Picto membungkukkan badan. Kedua tangannya yang berada di samping badan mendorong ke arah tempat tidur untuk membantu bokongnya terangkat dari tempat tidur yang menariknya dengan gaya gravitasi sebesar berjuta – juta newton.

Ada satu hal yang dilupakan laki – laki itu. Benda berwujud aneh berupa gabungan dari canvas dan jilidan laporan di atas pangkuannya juga menghalangi Picto untuk bangkit berdiri.

Blaz menyipitkan mata sambil melangkahkan salah satu kakinya ke belakang. Dia tidak membiarkan Picto untuk memukulnya semudah itu.
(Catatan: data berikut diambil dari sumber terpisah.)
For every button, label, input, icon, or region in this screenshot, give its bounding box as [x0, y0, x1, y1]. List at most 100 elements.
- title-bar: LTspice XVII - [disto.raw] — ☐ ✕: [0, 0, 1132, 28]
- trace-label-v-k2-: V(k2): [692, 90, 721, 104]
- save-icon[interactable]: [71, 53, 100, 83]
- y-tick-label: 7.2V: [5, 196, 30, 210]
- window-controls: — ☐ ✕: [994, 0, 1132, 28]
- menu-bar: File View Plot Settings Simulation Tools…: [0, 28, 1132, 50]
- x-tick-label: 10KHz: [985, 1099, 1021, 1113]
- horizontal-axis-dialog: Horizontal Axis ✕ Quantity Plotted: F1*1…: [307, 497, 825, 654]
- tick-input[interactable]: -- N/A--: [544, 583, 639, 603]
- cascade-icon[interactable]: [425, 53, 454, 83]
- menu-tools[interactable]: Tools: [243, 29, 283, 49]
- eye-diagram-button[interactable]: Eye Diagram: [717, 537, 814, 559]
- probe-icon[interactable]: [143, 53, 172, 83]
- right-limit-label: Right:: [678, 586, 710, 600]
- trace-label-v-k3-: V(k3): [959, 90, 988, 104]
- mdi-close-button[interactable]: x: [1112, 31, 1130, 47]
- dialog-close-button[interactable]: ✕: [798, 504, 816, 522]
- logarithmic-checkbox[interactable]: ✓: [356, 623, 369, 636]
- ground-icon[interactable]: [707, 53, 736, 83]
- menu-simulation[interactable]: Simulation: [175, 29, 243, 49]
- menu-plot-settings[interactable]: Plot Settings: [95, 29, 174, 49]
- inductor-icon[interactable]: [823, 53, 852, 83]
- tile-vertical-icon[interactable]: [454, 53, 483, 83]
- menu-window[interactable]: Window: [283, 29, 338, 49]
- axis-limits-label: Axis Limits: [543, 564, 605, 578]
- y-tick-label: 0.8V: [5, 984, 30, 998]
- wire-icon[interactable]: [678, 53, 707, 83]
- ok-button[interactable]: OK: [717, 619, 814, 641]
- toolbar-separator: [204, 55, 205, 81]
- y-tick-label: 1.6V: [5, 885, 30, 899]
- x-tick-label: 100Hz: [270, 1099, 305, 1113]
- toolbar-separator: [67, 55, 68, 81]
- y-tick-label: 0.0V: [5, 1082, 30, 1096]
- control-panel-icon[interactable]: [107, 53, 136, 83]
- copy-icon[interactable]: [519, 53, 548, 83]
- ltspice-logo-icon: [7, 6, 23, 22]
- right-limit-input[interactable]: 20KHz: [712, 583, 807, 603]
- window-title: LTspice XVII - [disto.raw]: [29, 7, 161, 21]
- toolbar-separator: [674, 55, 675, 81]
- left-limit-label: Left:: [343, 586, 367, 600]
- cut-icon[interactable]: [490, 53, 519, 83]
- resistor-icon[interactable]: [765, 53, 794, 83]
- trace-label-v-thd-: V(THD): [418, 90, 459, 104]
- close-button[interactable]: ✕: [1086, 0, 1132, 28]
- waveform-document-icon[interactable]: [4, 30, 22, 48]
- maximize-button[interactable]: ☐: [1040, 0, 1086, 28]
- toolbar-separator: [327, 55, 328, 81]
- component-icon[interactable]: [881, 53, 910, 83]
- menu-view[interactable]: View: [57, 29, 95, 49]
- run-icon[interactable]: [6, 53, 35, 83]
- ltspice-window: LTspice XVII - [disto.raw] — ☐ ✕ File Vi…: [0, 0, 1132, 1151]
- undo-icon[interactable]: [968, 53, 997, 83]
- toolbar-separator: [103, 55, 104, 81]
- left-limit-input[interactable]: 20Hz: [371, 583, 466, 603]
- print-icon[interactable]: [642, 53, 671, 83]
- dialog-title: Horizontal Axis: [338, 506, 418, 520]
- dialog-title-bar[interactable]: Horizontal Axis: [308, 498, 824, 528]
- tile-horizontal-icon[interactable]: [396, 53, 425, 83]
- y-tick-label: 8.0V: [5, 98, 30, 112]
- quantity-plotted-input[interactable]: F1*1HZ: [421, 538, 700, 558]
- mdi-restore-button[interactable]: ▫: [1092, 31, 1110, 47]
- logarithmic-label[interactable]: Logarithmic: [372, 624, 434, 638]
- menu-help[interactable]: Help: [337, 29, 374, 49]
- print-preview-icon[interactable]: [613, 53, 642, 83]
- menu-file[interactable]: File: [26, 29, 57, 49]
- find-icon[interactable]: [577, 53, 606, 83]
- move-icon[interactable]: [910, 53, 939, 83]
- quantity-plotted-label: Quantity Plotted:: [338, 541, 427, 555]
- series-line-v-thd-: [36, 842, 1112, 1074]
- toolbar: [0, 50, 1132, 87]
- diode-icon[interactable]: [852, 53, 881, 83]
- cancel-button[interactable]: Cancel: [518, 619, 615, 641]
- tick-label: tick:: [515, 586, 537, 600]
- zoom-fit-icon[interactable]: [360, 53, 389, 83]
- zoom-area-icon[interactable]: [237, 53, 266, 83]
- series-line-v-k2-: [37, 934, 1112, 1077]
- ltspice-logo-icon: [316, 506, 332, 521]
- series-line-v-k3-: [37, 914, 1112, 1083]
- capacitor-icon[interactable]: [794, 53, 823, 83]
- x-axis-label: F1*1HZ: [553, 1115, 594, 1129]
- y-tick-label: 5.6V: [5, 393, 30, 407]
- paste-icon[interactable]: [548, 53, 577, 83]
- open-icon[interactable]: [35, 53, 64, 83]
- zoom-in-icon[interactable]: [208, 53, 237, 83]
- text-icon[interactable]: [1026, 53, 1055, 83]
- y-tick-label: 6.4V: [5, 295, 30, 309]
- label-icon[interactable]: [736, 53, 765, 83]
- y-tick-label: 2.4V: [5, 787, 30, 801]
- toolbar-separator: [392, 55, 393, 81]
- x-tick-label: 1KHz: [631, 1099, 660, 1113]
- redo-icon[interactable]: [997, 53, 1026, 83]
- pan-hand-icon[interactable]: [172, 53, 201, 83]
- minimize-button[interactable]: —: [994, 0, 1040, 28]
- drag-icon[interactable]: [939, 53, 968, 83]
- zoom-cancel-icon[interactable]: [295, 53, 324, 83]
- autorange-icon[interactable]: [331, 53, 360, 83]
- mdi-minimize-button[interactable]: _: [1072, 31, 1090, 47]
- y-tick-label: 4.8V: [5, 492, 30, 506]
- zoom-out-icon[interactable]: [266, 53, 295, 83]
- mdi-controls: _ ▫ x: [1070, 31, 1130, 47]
Memangnya, Picto, laki – laki yang kerjaannya mengurung diri di kamar punya tenaga untuk memukul?

Ward berjalan ke tengah – tengah di antara tempat tidur—tempat Picto duduk bersila—dan Blaz yang sedang berdiri tegak.

Badannya dihadapkan ke pintu menuju dapur yang berada di sebelah kanan ruangan menurut sudut pandang Picto—berarti di sebelah kirinya Blaz.

Sosok bertopeng itu merentangkan kedua lengannya ke samping dengan kedua telapak terbuka. Lengan kiri tertuju ke wajah Blaz, sementara lengan kanan tertuju ke wajah Picto.

"Sudah sudah. Jangan bertengkar," katanya kemudian.